William H. Gerdts
Jersey City, NJ
Americanist art historian. Professor, Graduate Center, City University of New York. Gerdts attended Amherst College beginning in 1945 where fellow student Walter Spink (later professor of art, University of Michigan) encouraged him to take classes with Charles Morgan. Morgan, a classicist, taught American and 19th-century European art history as a subspecialty. Morgan instilled in his students an appreciation for all of the art of a period, not just the currently acclaimed masters. According to Gerdts, Morgan and Louise Dresser, curator of the Worster Art Museum, developed in him an early appreciation of American art. He received his BA from Amherst College(1949). Although enrolled in Harvard Law School, Gerdts switched to the Department of Fine Arts where he studied under Ben Rowland (q.v.). He achieved both master's degree (1950) and Ph.D., (1966). After graduation, he was curator at the Norfolk Museum of Art and Sciences (now, Chrysler Museum) between 1953-54 and the Newark [NJ] Museum (1954-66). From 1966-69 he taught as associate professor, University of Maryland, then Brooklyn College 1971-74, and as full professor at Brooklyn College 1974-85. In 1985 he became professor, Graduate Center, City University of New York. He received an honorary doctor of fine arts from Syracuse University (1996).

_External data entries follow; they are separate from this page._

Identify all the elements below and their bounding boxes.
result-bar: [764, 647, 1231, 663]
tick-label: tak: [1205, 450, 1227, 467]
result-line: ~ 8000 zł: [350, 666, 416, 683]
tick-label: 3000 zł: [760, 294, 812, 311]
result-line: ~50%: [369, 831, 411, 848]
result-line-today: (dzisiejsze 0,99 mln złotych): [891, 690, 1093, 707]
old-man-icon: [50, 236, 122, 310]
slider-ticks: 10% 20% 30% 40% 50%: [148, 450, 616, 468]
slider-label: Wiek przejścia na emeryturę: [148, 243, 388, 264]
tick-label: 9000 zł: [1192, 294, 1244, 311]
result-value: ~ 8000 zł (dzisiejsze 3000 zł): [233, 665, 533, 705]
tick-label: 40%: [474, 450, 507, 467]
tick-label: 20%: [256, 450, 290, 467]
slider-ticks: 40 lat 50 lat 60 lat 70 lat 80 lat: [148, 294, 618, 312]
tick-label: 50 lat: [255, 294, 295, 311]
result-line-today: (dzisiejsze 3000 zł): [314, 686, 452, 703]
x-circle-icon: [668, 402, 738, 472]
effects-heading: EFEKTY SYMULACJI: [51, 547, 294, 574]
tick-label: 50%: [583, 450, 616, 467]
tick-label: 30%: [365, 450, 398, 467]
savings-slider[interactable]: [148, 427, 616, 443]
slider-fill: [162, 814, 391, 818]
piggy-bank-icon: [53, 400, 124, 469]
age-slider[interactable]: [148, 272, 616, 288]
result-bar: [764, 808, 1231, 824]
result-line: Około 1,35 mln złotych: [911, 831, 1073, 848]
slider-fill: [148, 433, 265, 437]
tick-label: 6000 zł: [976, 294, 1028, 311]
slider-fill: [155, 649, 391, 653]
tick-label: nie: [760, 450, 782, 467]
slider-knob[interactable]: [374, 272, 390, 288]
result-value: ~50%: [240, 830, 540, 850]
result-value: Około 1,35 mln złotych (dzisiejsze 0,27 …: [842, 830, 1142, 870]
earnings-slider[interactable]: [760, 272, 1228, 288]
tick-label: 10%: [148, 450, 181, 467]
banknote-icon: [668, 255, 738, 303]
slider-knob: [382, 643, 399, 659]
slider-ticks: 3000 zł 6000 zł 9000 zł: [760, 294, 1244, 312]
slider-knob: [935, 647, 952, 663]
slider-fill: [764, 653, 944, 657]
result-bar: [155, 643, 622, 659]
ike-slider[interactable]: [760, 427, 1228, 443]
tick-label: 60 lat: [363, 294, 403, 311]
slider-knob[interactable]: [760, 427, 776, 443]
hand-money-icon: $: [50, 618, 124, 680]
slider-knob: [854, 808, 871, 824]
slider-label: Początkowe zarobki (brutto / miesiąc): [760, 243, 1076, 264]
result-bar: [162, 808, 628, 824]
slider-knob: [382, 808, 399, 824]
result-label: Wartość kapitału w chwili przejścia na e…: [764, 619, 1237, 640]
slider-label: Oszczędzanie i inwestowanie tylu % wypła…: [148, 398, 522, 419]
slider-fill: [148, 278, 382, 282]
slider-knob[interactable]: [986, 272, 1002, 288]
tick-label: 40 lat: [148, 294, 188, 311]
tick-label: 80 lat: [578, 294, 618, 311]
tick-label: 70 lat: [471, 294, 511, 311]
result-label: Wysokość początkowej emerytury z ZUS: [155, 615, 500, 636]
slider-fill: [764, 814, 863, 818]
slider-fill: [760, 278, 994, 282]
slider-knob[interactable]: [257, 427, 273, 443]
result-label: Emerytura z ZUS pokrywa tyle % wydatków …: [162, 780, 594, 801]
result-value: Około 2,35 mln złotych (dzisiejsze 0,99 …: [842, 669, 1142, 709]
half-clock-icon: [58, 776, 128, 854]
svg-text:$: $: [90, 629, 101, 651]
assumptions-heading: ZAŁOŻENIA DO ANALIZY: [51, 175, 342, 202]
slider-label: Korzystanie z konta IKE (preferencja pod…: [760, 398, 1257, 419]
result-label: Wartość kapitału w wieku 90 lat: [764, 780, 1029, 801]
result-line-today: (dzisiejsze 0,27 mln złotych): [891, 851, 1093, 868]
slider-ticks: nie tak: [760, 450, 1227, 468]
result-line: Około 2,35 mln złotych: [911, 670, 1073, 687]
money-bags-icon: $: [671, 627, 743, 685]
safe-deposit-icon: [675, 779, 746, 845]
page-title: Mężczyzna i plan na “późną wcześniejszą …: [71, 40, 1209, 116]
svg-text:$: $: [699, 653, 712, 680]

American Luminism: a Benefit for The Lighthouse, the New York Association for the Blind, October 25th to November 25th, 1978. New York: Coe Kerr Gallery, 1978; American Impressionism. New York: Abbeville Press, c1984; American Neo-Classic Sculpture; the Marble Resurrection. New York: Viking Press, 1973; American Still-Life Painting.(with Russell Burke). New York: Praeger, 1971. 0.DOA
C. McGee. "Lost in Americana." New York 23 (September 10, 1990): 25; Who's Who in American Art 22 (1997-98): 425; William H. Gerdts. "A Personal Re-Collection." For Beauty and For Truth: The William and Abigail Gerdts Collection of American Still Life. Amherst, MA: Mead Art Museum, 1998, pp. 10-30.